DETAILS ON OUR NEXT MEETING:
August 9, 2008 from 6:30 - 8:30 PM at the Irvine Ranch Water District building at 15600 Sand Canyon Ave. in Irvine. Features a screening of the film: "DARWIN'S NIGHTMARE", a documentary depicting the myriad and altogether devastating effects of a globalized economy on the residents of a Tanzanian fishing village. DARWIN'S NIGHTMARE was nominated for an Academy Award for Best Documentary Feature.
Some time in the 1960's, in the heart of Africa, a new animal was introduced into Lake Victoria as a little scientific experiment. The Nile Perch, a voracious predator, extinguished almost the entire stock of the native fish species. However, the new fish multiplied so fast that its white fillets are today exported all around the world.
Huge hulking ex-Soviet cargo planes come daily to collect the latest catch in exchange for their southbound cargo… Kalashnikovs and ammunitions for the uncounted wars in the dark center of the continent.

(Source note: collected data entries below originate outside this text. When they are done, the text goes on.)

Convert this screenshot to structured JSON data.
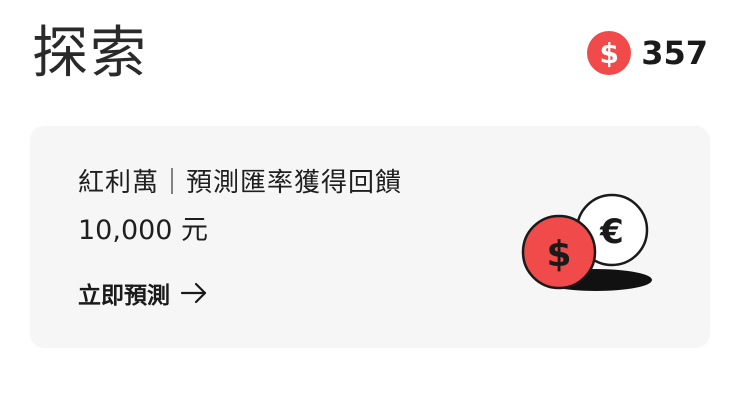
{
  "header": {
    "title": "探索",
    "balance": {
      "icon": "dollar-coin-icon",
      "amount": "357",
      "currency_symbol": "$"
    }
  },
  "promo_card": {
    "title": "紅利萬｜預測匯率獲得回饋",
    "amount": "10,000 元",
    "cta_label": "立即預測",
    "cta_icon": "arrow-right-icon",
    "illustration": {
      "front_coin_symbol": "$",
      "back_coin_symbol": "€",
      "front_coin_color": "#f04a4a",
      "back_coin_color": "#ffffff",
      "shadow_color": "#111111"
    }
  },
  "colors": {
    "accent": "#f04a4a",
    "card_background": "#f6f6f6"
  }
}
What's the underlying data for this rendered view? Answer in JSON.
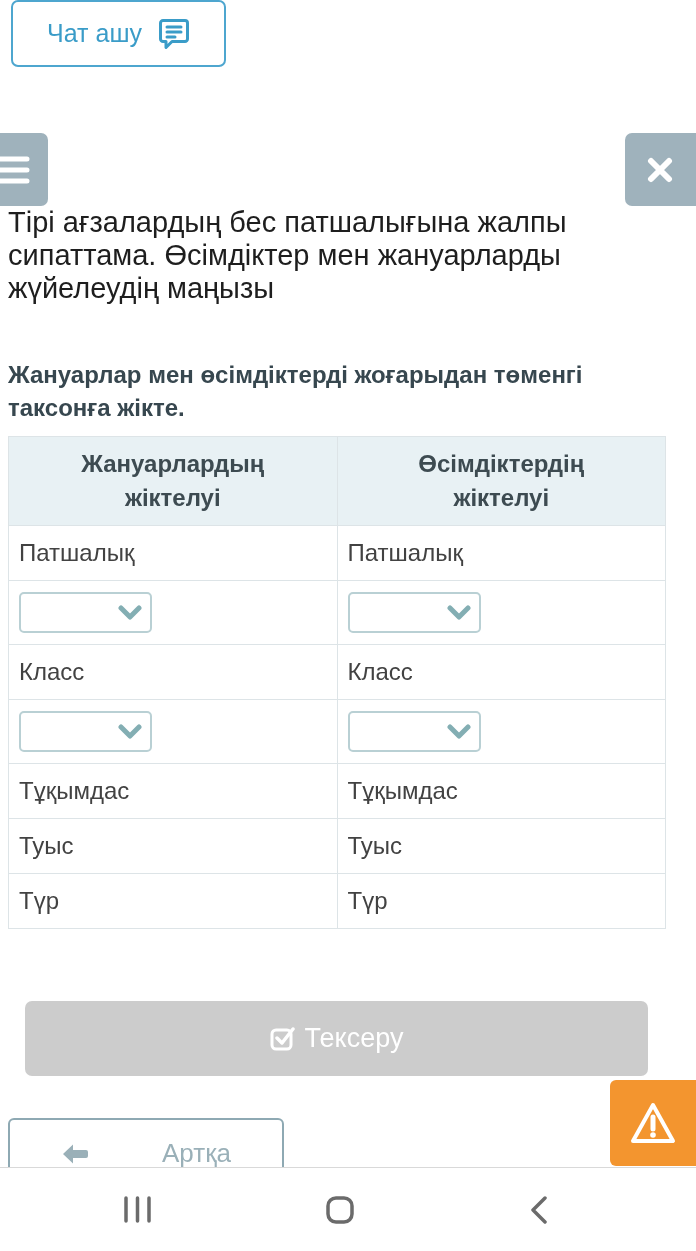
{
  "chat_button": {
    "label": "Чат ашу"
  },
  "lesson_title": "Тірі ағзалардың бес патшалығына жалпы сипаттама. Өсімдіктер мен жануарларды жүйелеудің маңызы",
  "task": {
    "prompt": "Жануарлар мен өсімдіктерді жоғарыдан төменгі таксонға жікте.",
    "table": {
      "columns": [
        "Жануарлардың жіктелуі",
        "Өсімдіктердің жіктелуі"
      ],
      "rows": [
        {
          "cells": [
            {
              "kind": "text",
              "text": "Патшалық"
            },
            {
              "kind": "text",
              "text": "Патшалық"
            }
          ]
        },
        {
          "cells": [
            {
              "kind": "select"
            },
            {
              "kind": "select"
            }
          ]
        },
        {
          "cells": [
            {
              "kind": "text",
              "text": "Класс"
            },
            {
              "kind": "text",
              "text": "Класс"
            }
          ]
        },
        {
          "cells": [
            {
              "kind": "select"
            },
            {
              "kind": "select"
            }
          ]
        },
        {
          "cells": [
            {
              "kind": "text",
              "text": "Тұқымдас"
            },
            {
              "kind": "text",
              "text": "Тұқымдас"
            }
          ]
        },
        {
          "cells": [
            {
              "kind": "text",
              "text": "Туыс"
            },
            {
              "kind": "text",
              "text": "Туыс"
            }
          ]
        },
        {
          "cells": [
            {
              "kind": "text",
              "text": "Түр"
            },
            {
              "kind": "text",
              "text": "Түр"
            }
          ]
        }
      ]
    }
  },
  "check_button": {
    "label": "Тексеру",
    "disabled": true
  },
  "back_button": {
    "label": "Артқа"
  }
}
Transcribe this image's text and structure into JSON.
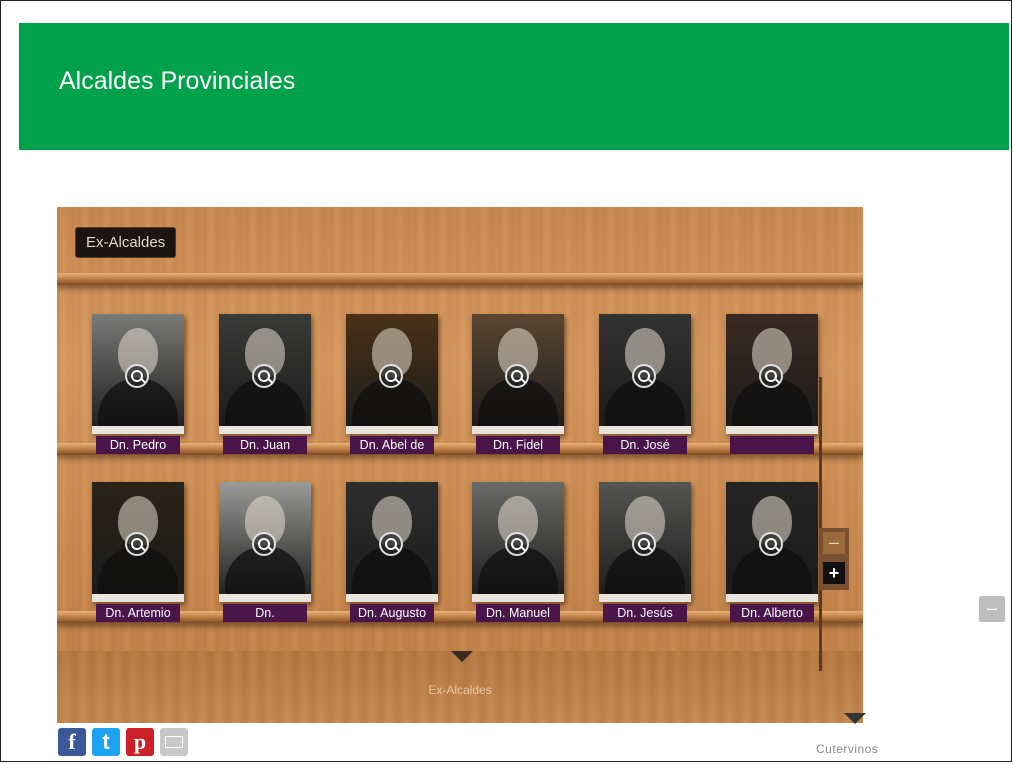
{
  "header": {
    "title": "Alcaldes Provinciales"
  },
  "shelf": {
    "tab_label": "Ex-Alcaldes",
    "floor_label": "Ex-Alcaldes",
    "rows": [
      [
        {
          "name": "Dn. Pedro",
          "tone": "#7a7a78"
        },
        {
          "name": "Dn. Juan",
          "tone": "#3a3a38"
        },
        {
          "name": "Dn. Abel de",
          "tone": "#4a3218"
        },
        {
          "name": "Dn. Fidel",
          "tone": "#5a4632"
        },
        {
          "name": "Dn. José",
          "tone": "#333333"
        },
        {
          "name": "",
          "tone": "#3a2a22"
        }
      ],
      [
        {
          "name": "Dn. Artemio",
          "tone": "#2a2418"
        },
        {
          "name": "Dn.",
          "tone": "#9a9a98"
        },
        {
          "name": "Dn. Augusto",
          "tone": "#2e2e2e"
        },
        {
          "name": "Dn. Manuel",
          "tone": "#6a6a68"
        },
        {
          "name": "Dn. Jesús",
          "tone": "#555553"
        },
        {
          "name": "Dn. Alberto",
          "tone": "#252525"
        }
      ]
    ]
  },
  "controls": {
    "zoom_out": "–",
    "zoom_in": "+",
    "side_button": "–"
  },
  "social": {
    "facebook": "f",
    "twitter": "t",
    "pinterest": "p"
  },
  "footer": {
    "text": "Cutervinos"
  }
}
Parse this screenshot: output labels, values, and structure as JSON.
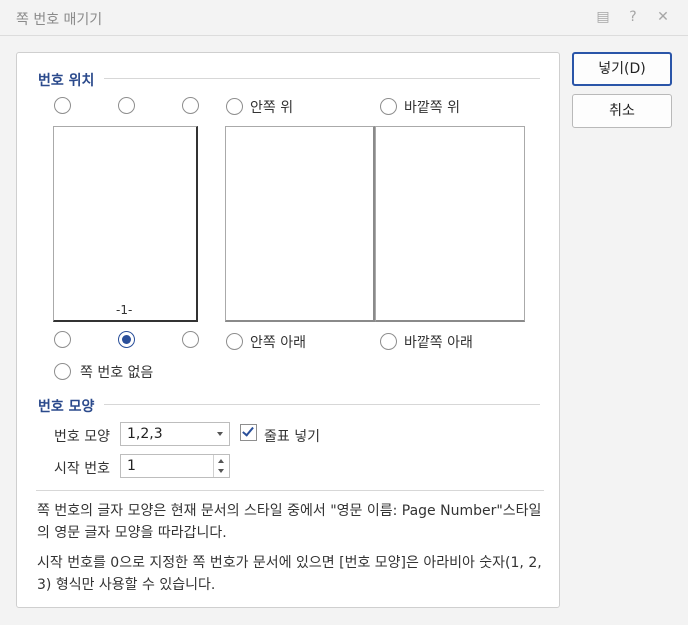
{
  "window": {
    "title": "쪽 번호 매기기",
    "icons": [
      "comment-icon",
      "help-icon",
      "close-icon"
    ]
  },
  "position_section": {
    "title": "번호 위치",
    "inner_top_label": "안쪽 위",
    "outer_top_label": "바깥쪽 위",
    "inner_bottom_label": "안쪽 아래",
    "outer_bottom_label": "바깥쪽 아래",
    "no_number_label": "쪽 번호 없음",
    "preview_number": "-1-",
    "selected": "bottom-center"
  },
  "format_section": {
    "title": "번호 모양",
    "style_label": "번호 모양",
    "style_value": "1,2,3",
    "dash_label": "줄표 넣기",
    "dash_checked": true,
    "start_label": "시작 번호",
    "start_value": "1"
  },
  "notes": {
    "note1": "쪽 번호의 글자 모양은 현재 문서의 스타일 중에서 \"영문 이름: Page Number\"스타일의 영문 글자 모양을 따라갑니다.",
    "note2": "시작 번호를 0으로 지정한 쪽 번호가 문서에 있으면 [번호 모양]은 아라비아 숫자(1, 2, 3) 형식만 사용할 수 있습니다."
  },
  "buttons": {
    "insert": "넣기(D)",
    "cancel": "취소"
  },
  "colors": {
    "accent": "#2a4f9a",
    "section_title": "#2b4a8c"
  }
}
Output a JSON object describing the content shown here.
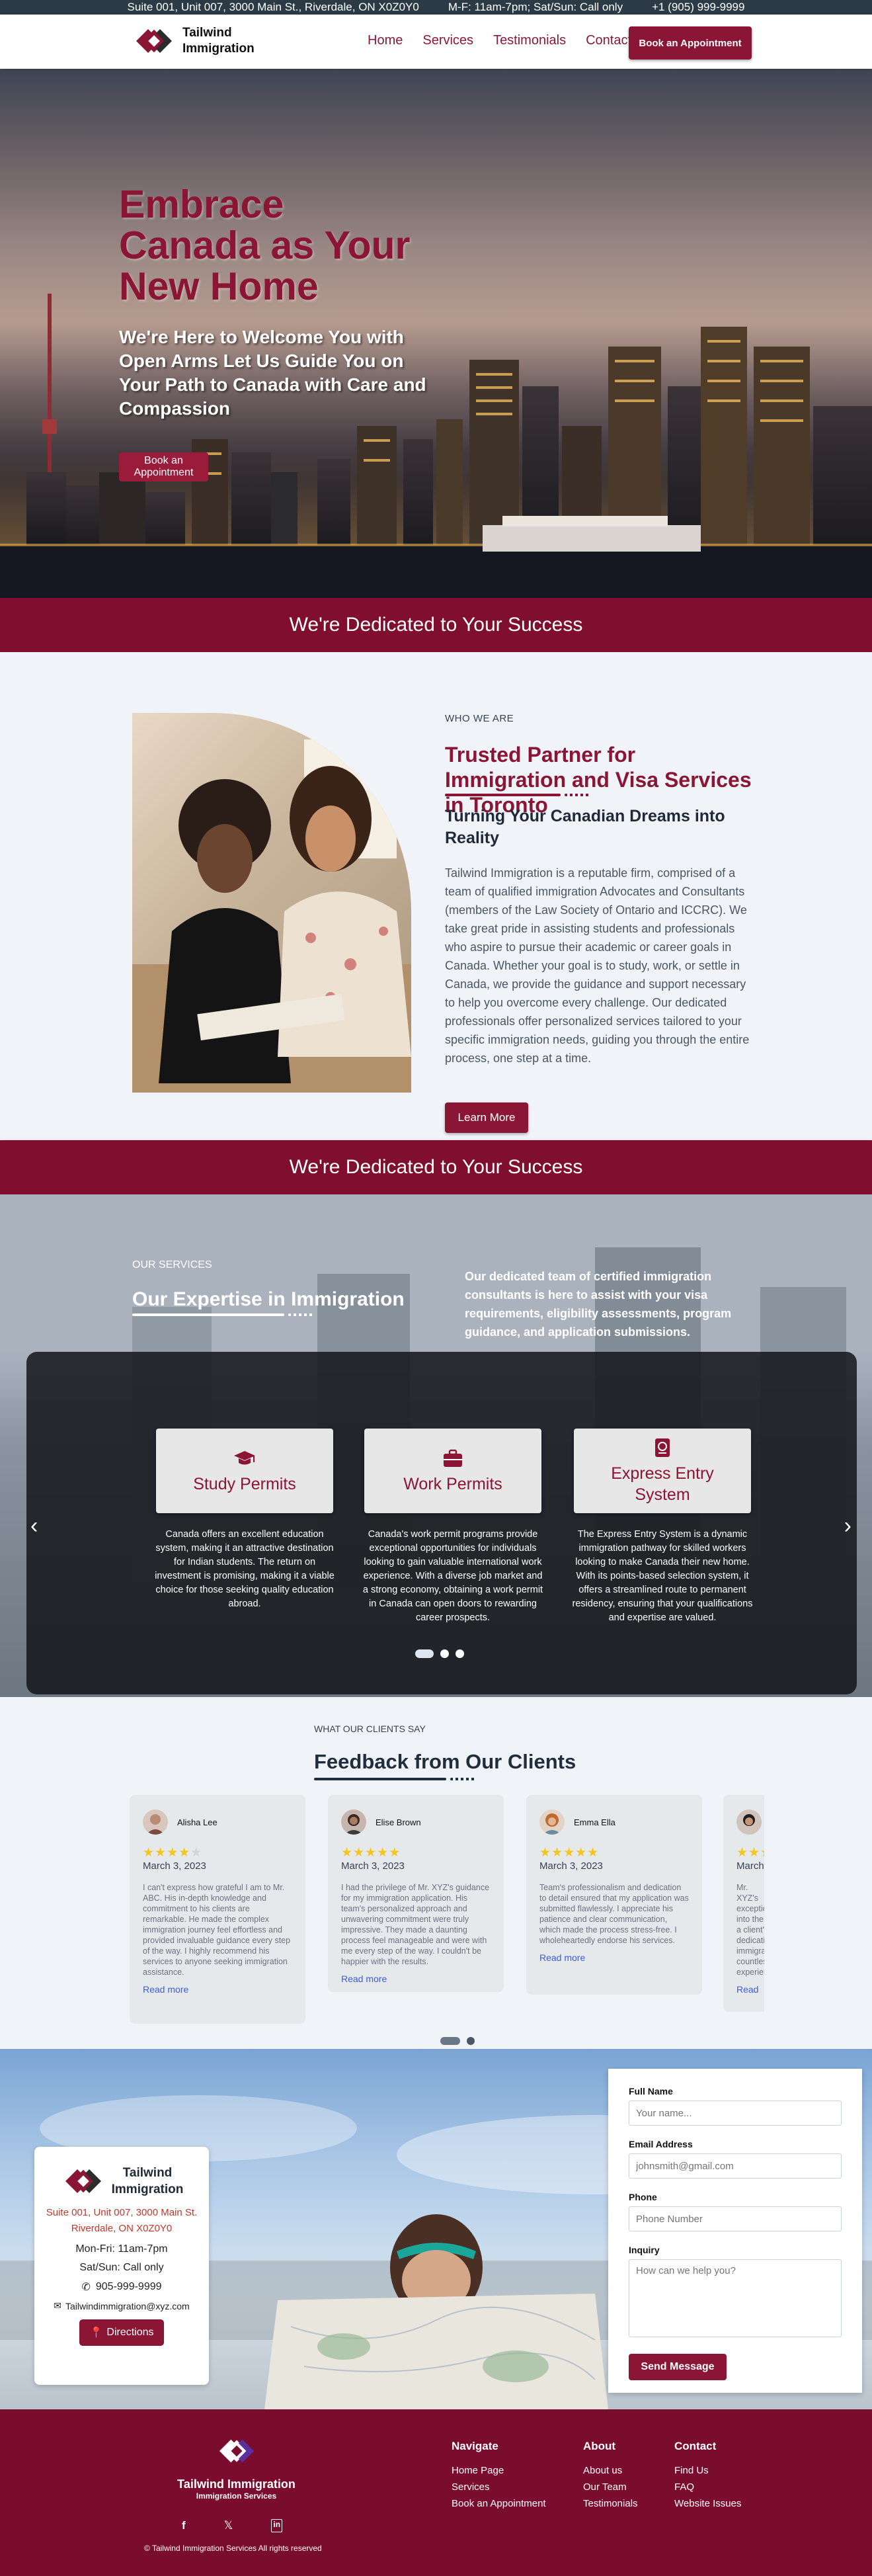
{
  "topbar": {
    "address": "Suite 001, Unit 007, 3000 Main St., Riverdale, ON X0Z0Y0",
    "hours": "M-F: 11am-7pm; Sat/Sun: Call only",
    "phone": "+1 (905) 999-9999"
  },
  "header": {
    "logo_line1": "Tailwind",
    "logo_line2": "Immigration",
    "nav": [
      "Home",
      "Services",
      "Testimonials",
      "Contact"
    ],
    "cta": "Book an Appointment"
  },
  "hero": {
    "title": "Embrace Canada as Your New Home",
    "subtitle": "We're Here to Welcome You with Open Arms Let Us Guide You on Your Path to Canada with Care and Compassion",
    "cta": "Book an Appointment"
  },
  "banner": {
    "text": "We're Dedicated to Your Success"
  },
  "about": {
    "eyebrow": "WHO WE ARE",
    "title": "Trusted Partner for Immigration and Visa Services in Toronto",
    "subtitle": "Turning Your Canadian Dreams into Reality",
    "body": "Tailwind Immigration is a reputable firm, comprised of a team of qualified immigration Advocates and Consultants (members of the Law Society of Ontario and ICCRC). We take great pride in assisting students and professionals who aspire to pursue their academic or career goals in Canada. Whether your goal is to study, work, or settle in Canada, we provide the guidance and support necessary to help you overcome every challenge. Our dedicated professionals offer personalized services tailored to your specific immigration needs, guiding you through the entire process, one step at a time.",
    "cta": "Learn More"
  },
  "services": {
    "eyebrow": "OUR SERVICES",
    "title": "Our Expertise in Immigration",
    "description": "Our dedicated team of certified immigration consultants is here to assist with your visa requirements, eligibility assessments, program guidance, and application submissions.",
    "cards": [
      {
        "title": "Study Permits",
        "icon": "graduation-cap-icon",
        "text": "Canada offers an excellent education system, making it an attractive destination for Indian students. The return on investment is promising, making it a viable choice for those seeking quality education abroad."
      },
      {
        "title": "Work Permits",
        "icon": "briefcase-icon",
        "text": "Canada's work permit programs provide exceptional opportunities for individuals looking to gain valuable international work experience. With a diverse job market and a strong economy, obtaining a work permit in Canada can open doors to rewarding career prospects."
      },
      {
        "title": "Express Entry System",
        "icon": "passport-icon",
        "text": "The Express Entry System is a dynamic immigration pathway for skilled workers looking to make Canada their new home. With its points-based selection system, it offers a streamlined route to permanent residency, ensuring that your qualifications and expertise are valued."
      }
    ],
    "prev": "‹",
    "next": "›"
  },
  "testimonials": {
    "eyebrow": "WHAT OUR CLIENTS SAY",
    "title": "Feedback from Our Clients",
    "items": [
      {
        "name": "Alisha Lee",
        "stars": "★★★★★",
        "rating": 4,
        "date": "March 3, 2023",
        "text": "I can't express how grateful I am to Mr. ABC. His in-depth knowledge and commitment to his clients are remarkable. He made the complex immigration journey feel effortless and provided invaluable guidance every step of the way. I highly recommend his services to anyone seeking immigration assistance.",
        "more": "Read more"
      },
      {
        "name": "Elise Brown",
        "stars": "★★★★★",
        "rating": 5,
        "date": "March 3, 2023",
        "text": "I had the privilege of Mr. XYZ's guidance for my immigration application. His team's personalized approach and unwavering commitment were truly impressive. They made a daunting process feel manageable and were with me every step of the way. I couldn't be happier with the results.",
        "more": "Read more"
      },
      {
        "name": "Emma Ella",
        "stars": "★★★★★",
        "rating": 5,
        "date": "March 3, 2023",
        "text": "Team's professionalism and dedication to detail ensured that my application was submitted flawlessly. I appreciate his patience and clear communication, which made the process stress-free. I wholeheartedly endorse his services.",
        "more": "Read more"
      },
      {
        "name": "",
        "stars": "★★★★★",
        "rating": 5,
        "date": "March",
        "text": "Mr. XYZ's exceptional into the a client's dedication immigration countless experience",
        "more": "Read"
      }
    ]
  },
  "contact": {
    "logo_line1": "Tailwind",
    "logo_line2": "Immigration",
    "address_line1": "Suite 001, Unit 007, 3000 Main St.",
    "address_line2": "Riverdale, ON X0Z0Y0",
    "hours1": "Mon-Fri: 11am-7pm",
    "hours2": "Sat/Sun: Call only",
    "phone": "905-999-9999",
    "email": "Tailwindimmigration@xyz.com",
    "directions": "Directions",
    "form": {
      "name_label": "Full Name",
      "name_placeholder": "Your name...",
      "email_label": "Email Address",
      "email_placeholder": "johnsmith@gmail.com",
      "phone_label": "Phone",
      "phone_placeholder": "Phone Number",
      "inquiry_label": "Inquiry",
      "inquiry_placeholder": "How can we help you?",
      "submit": "Send Message"
    }
  },
  "footer": {
    "logo_name": "Tailwind Immigration",
    "logo_sub": "Immigration Services",
    "social": [
      "f",
      "𝕏",
      "in"
    ],
    "copyright": "© Tailwind Immigration Services All rights reserved",
    "columns": [
      {
        "title": "Navigate",
        "links": [
          "Home Page",
          "Services",
          "Book an Appointment"
        ]
      },
      {
        "title": "About",
        "links": [
          "About us",
          "Our Team",
          "Testimonials"
        ]
      },
      {
        "title": "Contact",
        "links": [
          "Find Us",
          "FAQ",
          "Website Issues"
        ]
      }
    ]
  },
  "colors": {
    "brand": "#8b1535",
    "banner": "#800f2f",
    "footer": "#7a0d2d",
    "topbar": "#2b3a44",
    "star": "#f5c518"
  }
}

Meanwhile, the local population can only wonder what happened to the land they loved.
Here are some reviews:
A "harrowing, indispensable documentary. A work of art." - A. O. Scott, NY Times
"A fascinating cautionary tale in the guise of a documentary showing how, in the age of globalisation, things can evolve in the worst possible of unforeseen ways. Witty, incisive, heart-breaking, angry, shocking, and very imaginative, it's yet further proof that Austrian film-makers are now getting things right." - Time Out London
"Hubert Sauper's staggering documentary is essential viewing on the survival of two ruthlessly fittest species: the Nile perch, which quickly annihilated almost all other fish life in Tanzania's Lake Victoria after its artificial introduction in the '60s, and the omnivorous beast known as winner-take-all global capitalism." - The Village Voice
The film is free and refreshments are available.